Malgré la proposition des responsables de SLECG qui pensent que les huit millions sont négociables, pourquoi le gouvernement refuse d’aller à la table de négociations ?
«Je vois plutôt un problème d’égo. Il faut coûte que coûte ça… Je ne peux pas parce que je n’ai pas les moyens. Si ce n’est pas ça, je ne serai pas d’accord… C’est vrai ! Le syndicat par essence, c’est la négociation. Il revendique, on lui donne un peu, il va et après il revient… Mais dire vaille que vaille, ce n’est pas du syndicalisme… Et d’ailleurs, on négocie ce qui est négociable. L’Etat a déjà donné les 40%. Et puis huit millions sur quelle base ? Il faut faire la part des choses. Parmi eux, il y a les enseignants du secondaire, ceux du primaire et ceux de la maternelle. Il y a des surveillants et que sais-je encore… C’est à tous ceux là on paie les huit millions comme salaire par mois ? Pas d’hiérarchie … », s’est-il interrogé avant de donner son point de vue sur la réaction du Premier ministre qui dit qu’il n’est pas question d’évoquer le problème des huit millions.
«Le Premier ministre a été clair. Il dit que l’Etat ne peut pas. C’est son franc-parler qui fait mal aux gens. On peut tout lui reprocher, mais on ne peut pas dire que Kassory n’a pas pratiqué les finances ! Mon problème, et je l’ai dénoncé, l’Etat manque d’autorité. Rappelez-vous. Quand 750 policiers Sénégalais avaient grevé et refusé de reprendre le service, ils avaient été licenciés et remplacés. Nous avons beaucoup de jeunes qui veulent travailler. Ils attendent et ils sont prêts.»
Que pense Damaro du cafouillage qui s’est produit lors de l’installation des élus locaux et le report de ces installations ?
«C’est une crise artificielle. Ces accords, j’ai dit au départ qu’on aurait dû respecter la loi. Quand on a constaté les fautes du côté des magistrats, il fallait saisir le Conseil Supérieur de la Magistrature. Les arrêts des Tribunaux sont sans appel. On n’a pas respecté cette disposition. On a préféré d’abord prendre la rue, ensuite on passe à la table de négociations et enfin on signe des accords. Mais qu’est-ce que les accords peuvent apporter? Aujourd’hui on n’a ni paix, ni stabilité…. »

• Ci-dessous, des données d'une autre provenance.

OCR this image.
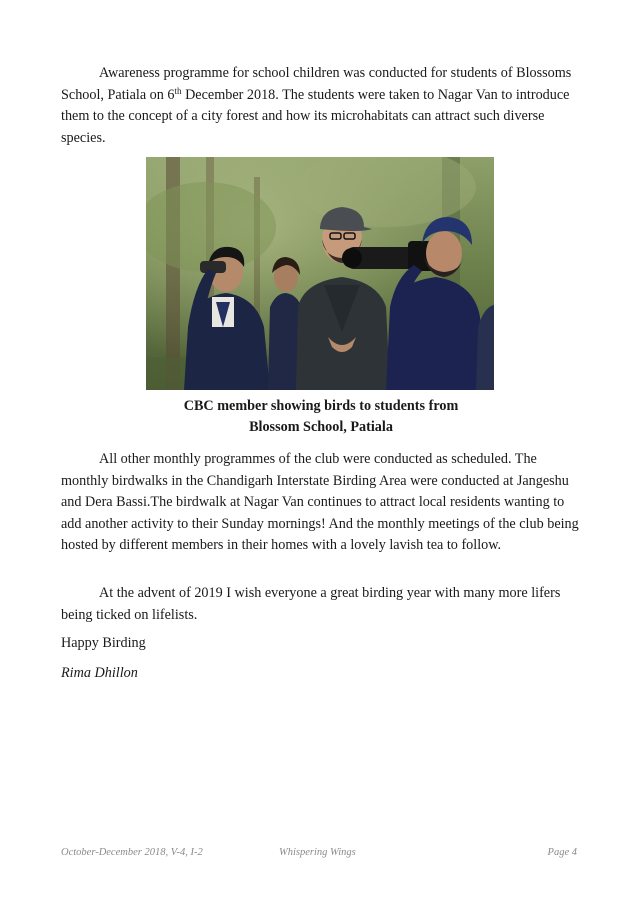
Awareness programme for school children was conducted for students of Blossoms School, Patiala on 6th December 2018. The students were taken to Nagar Van to introduce them to the concept of a city forest and how its microhabitats can attract such diverse species.

CBC member showing birds to students from
Blossom School, Patiala

All other monthly programmes of the club were conducted as scheduled. The monthly birdwalks in the Chandigarh Interstate Birding Area were conducted at Jangeshu and Dera Bassi.The birdwalk at Nagar Van continues to attract local residents wanting to add another activity to their Sunday mornings! And the monthly meetings of the club being hosted by different members in their homes with a lovely lavish tea to follow.

At the advent of 2019 I wish everyone a great birding year with many more lifers being ticked on lifelists.

Happy Birding

Rima Dhillon

October-December 2018, V-4, I-2	Whispering Wings	Page 4
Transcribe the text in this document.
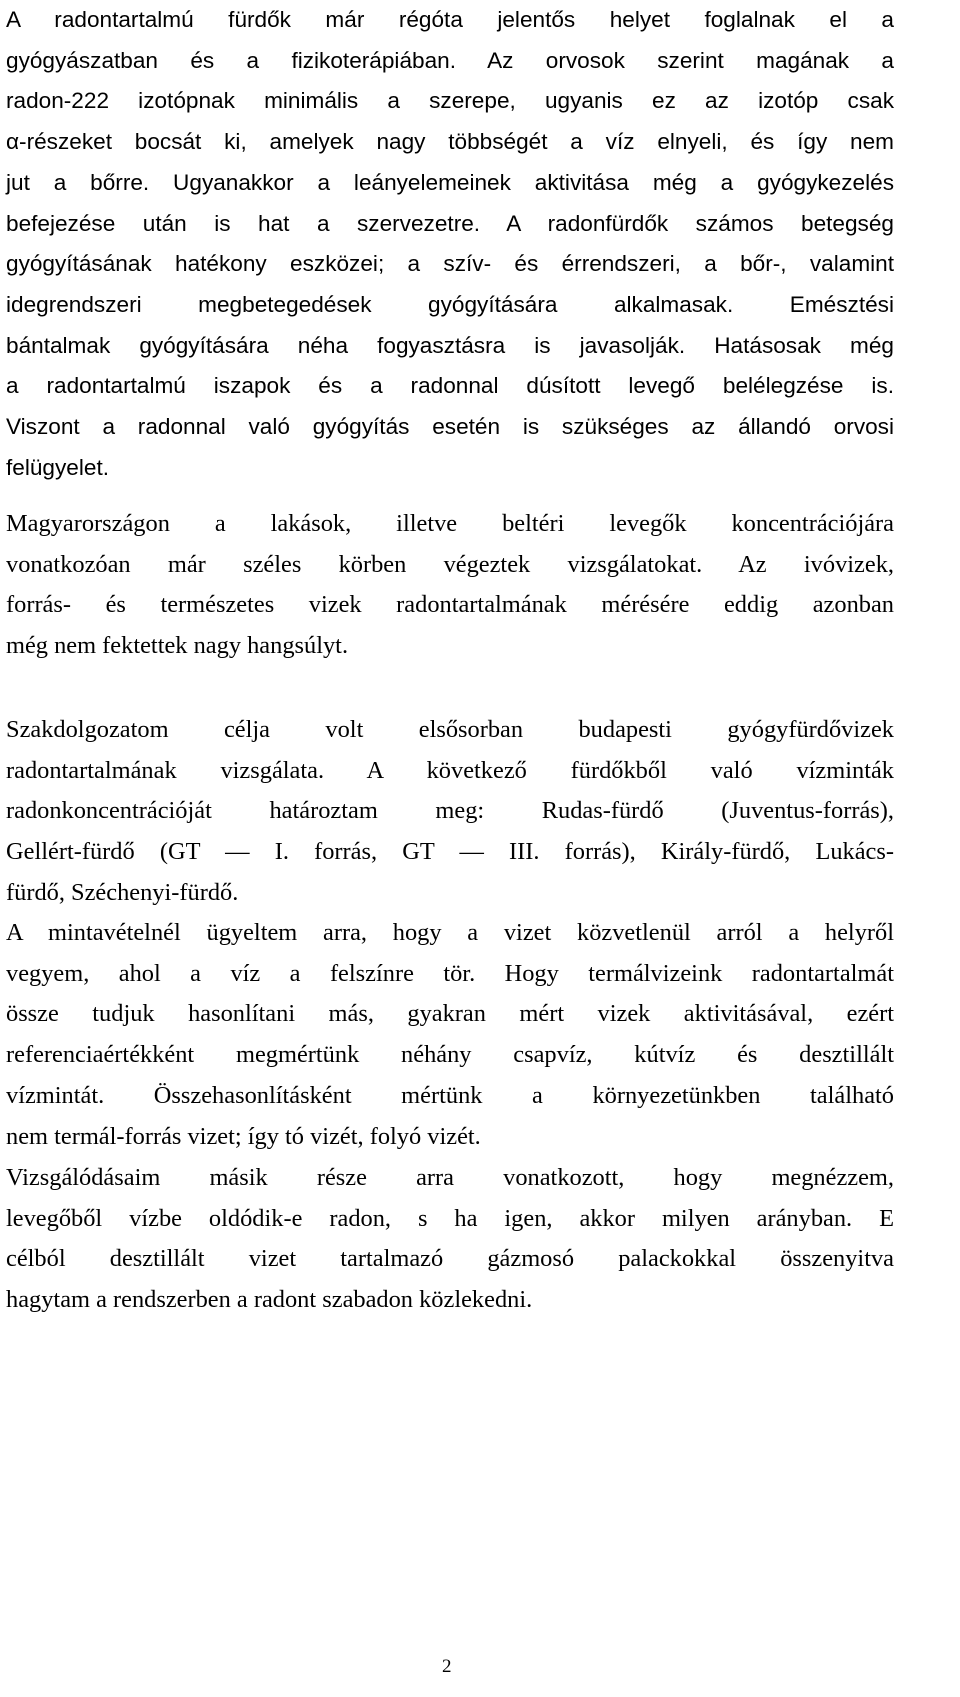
A radontartalmú fürdők már régóta jelentős helyet foglalnak el a
gyógyászatban és a fizikoterápiában. Az orvosok szerint magának a
radon-222 izotópnak minimális a szerepe, ugyanis ez az izotóp csak
α-részeket bocsát ki, amelyek nagy többségét a víz elnyeli, és így nem
jut a bőrre. Ugyanakkor a leányelemeinek aktivitása még a gyógykezelés
befejezése után is hat a szervezetre. A radonfürdők számos betegség
gyógyításának hatékony eszközei; a szív- és érrendszeri, a bőr-, valamint
idegrendszeri megbetegedések gyógyítására alkalmasak. Emésztési
bántalmak gyógyítására néha fogyasztásra is javasolják. Hatásosak még
a radontartalmú iszapok és a radonnal dúsított levegő belélegzése is.
Viszont a radonnal való gyógyítás esetén is szükséges az állandó orvosi
felügyelet.
Magyarországon a lakások, illetve beltéri levegők koncentrációjára
vonatkozóan már széles körben végeztek vizsgálatokat. Az ivóvizek,
forrás- és természetes vizek radontartalmának mérésére eddig azonban
még nem fektettek nagy hangsúlyt.
Szakdolgozatom célja volt elsősorban budapesti gyógyfürdővizek
radontartalmának vizsgálata. A következő fürdőkből való vízminták
radonkoncentrációját határoztam meg: Rudas-fürdő (Juventus-forrás),
Gellért-fürdő (GT — I. forrás, GT — III. forrás), Király-fürdő, Lukács-
fürdő, Széchenyi-fürdő.
A mintavételnél ügyeltem arra, hogy a vizet közvetlenül arról a helyről
vegyem, ahol a víz a felszínre tör. Hogy termálvizeink radontartalmát
össze tudjuk hasonlítani más, gyakran mért vizek aktivitásával, ezért
referenciaértékként megmértünk néhány csapvíz, kútvíz és desztillált
vízmintát. Összehasonlításként mértünk a környezetünkben található
nem termál-forrás vizet; így tó vizét, folyó vizét.
Vizsgálódásaim másik része arra vonatkozott, hogy megnézzem,
levegőből vízbe oldódik-e radon, s ha igen, akkor milyen arányban. E
célból desztillált vizet tartalmazó gázmosó palackokkal összenyitva
hagytam a rendszerben a radont szabadon közlekedni.
2
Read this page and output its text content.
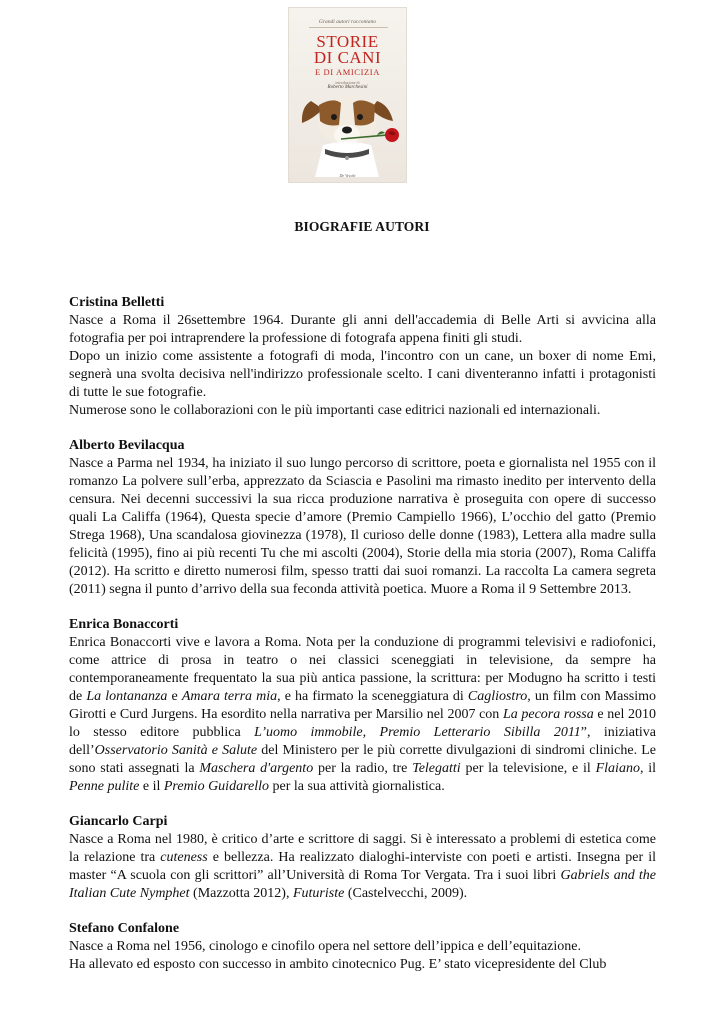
Grandi autori raccontano
STORIE
DI CANI
E DI AMICIZIA
introduzione di
Roberto Marchesini
De Vecchi
BIOGRAFIE AUTORI
Cristina Belletti

Nasce a Roma il 26settembre 1964. Durante gli anni dell'accademia di Belle Arti si avvicina alla fotografia per poi intraprendere la professione di fotografa appena finiti gli studi.

Dopo un inizio come assistente a fotografi di moda, l'incontro con un cane, un boxer di nome Emi, segnerà una svolta decisiva nell'indirizzo professionale scelto. I cani diventeranno infatti i protagonisti di tutte le sue fotografie.

Numerose sono le collaborazioni con le più importanti case editrici nazionali ed internazionali.

Alberto Bevilacqua

Nasce a Parma nel 1934, ha iniziato il suo lungo percorso di scrittore, poeta e giornalista nel 1955 con il romanzo La polvere sull’erba, apprezzato da Sciascia e Pasolini ma rimasto inedito per intervento della censura. Nei decenni successivi la sua ricca produzione narrativa è proseguita con opere di successo quali La Califfa (1964), Questa specie d’amore (Premio Campiello 1966), L’occhio del gatto (Premio Strega 1968), Una scandalosa giovinezza (1978), Il curioso delle donne (1983), Lettera alla madre sulla felicità (1995), fino ai più recenti Tu che mi ascolti (2004), Storie della mia storia (2007), Roma Califfa (2012). Ha scritto e diretto numerosi film, spesso tratti dai suoi romanzi. La raccolta La camera segreta (2011) segna il punto d’arrivo della sua feconda attività poetica. Muore a Roma il 9 Settembre 2013.

Enrica Bonaccorti

Enrica Bonaccorti vive e lavora a Roma. Nota per la conduzione di programmi televisivi e radiofonici, come attrice di prosa in teatro o nei classici sceneggiati in televisione, da sempre ha contemporaneamente frequentato la sua più antica passione, la scrittura: per Modugno ha scritto i testi de La lontananza e Amara terra mia, e ha firmato la sceneggiatura di Cagliostro, un film con Massimo Girotti e Curd Jurgens. Ha esordito nella narrativa per Marsilio nel 2007 con La pecora rossa e nel 2010 lo stesso editore pubblica L’uomo immobile, Premio Letterario Sibilla 2011”, iniziativa dell’Osservatorio Sanità e Salute del Ministero per le più corrette divulgazioni di sindromi cliniche. Le sono stati assegnati la Maschera d'argento per la radio, tre Telegatti per la televisione, e il Flaiano, il Penne pulite e il Premio Guidarello per la sua attività giornalistica.

Giancarlo Carpi

Nasce a Roma nel 1980, è critico d’arte e scrittore di saggi. Si è interessato a problemi di estetica come la relazione tra cuteness e bellezza. Ha realizzato dialoghi-interviste con poeti e artisti. Insegna per il master “A scuola con gli scrittori” all’Università di Roma Tor Vergata. Tra i suoi libri Gabriels and the Italian Cute Nymphet (Mazzotta 2012), Futuriste (Castelvecchi, 2009).

Stefano Confalone

Nasce a Roma nel 1956, cinologo e cinofilo opera nel settore dell’ippica e dell’equitazione.

Ha allevato ed esposto con successo in ambito cinotecnico Pug. E’ stato vicepresidente del Club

Ce report d’installation des élus locaux, est-ce un repli tactique pour mieux sauter ? Une stratégie du RPG Arc-en-ciel en perte de vitesse?
« Non. Ce n’est rien de tout cela. Pourquoi ? Nous avons plus de 200 élus sur les 348. On n’a pas de problème à ce niveau .Nous sommes rassurés de ce côté. On est majoritaire. On a des problèmes internes. Au lieu d’avoir des têtes de liste, on ne l’a pas fait. Aujourd’hui, cela crée des difficultés de leadership. Mais nous avons un parti où règne la discipline… On va planifier tous ces malentendus d’ici là. La décision du report dont vous parlez, ne vient pas de nous. Ce sont les autres qui, constatant la tension sur le terrain, ont demandé qu’il y ait report…»
Amadou Damaro Camara, dans son intervention de ce matin a dénoncé le manque d’autorité de l’Etat face à la grève des enseignants et le non-respect de la loi concernant les résultats des communales.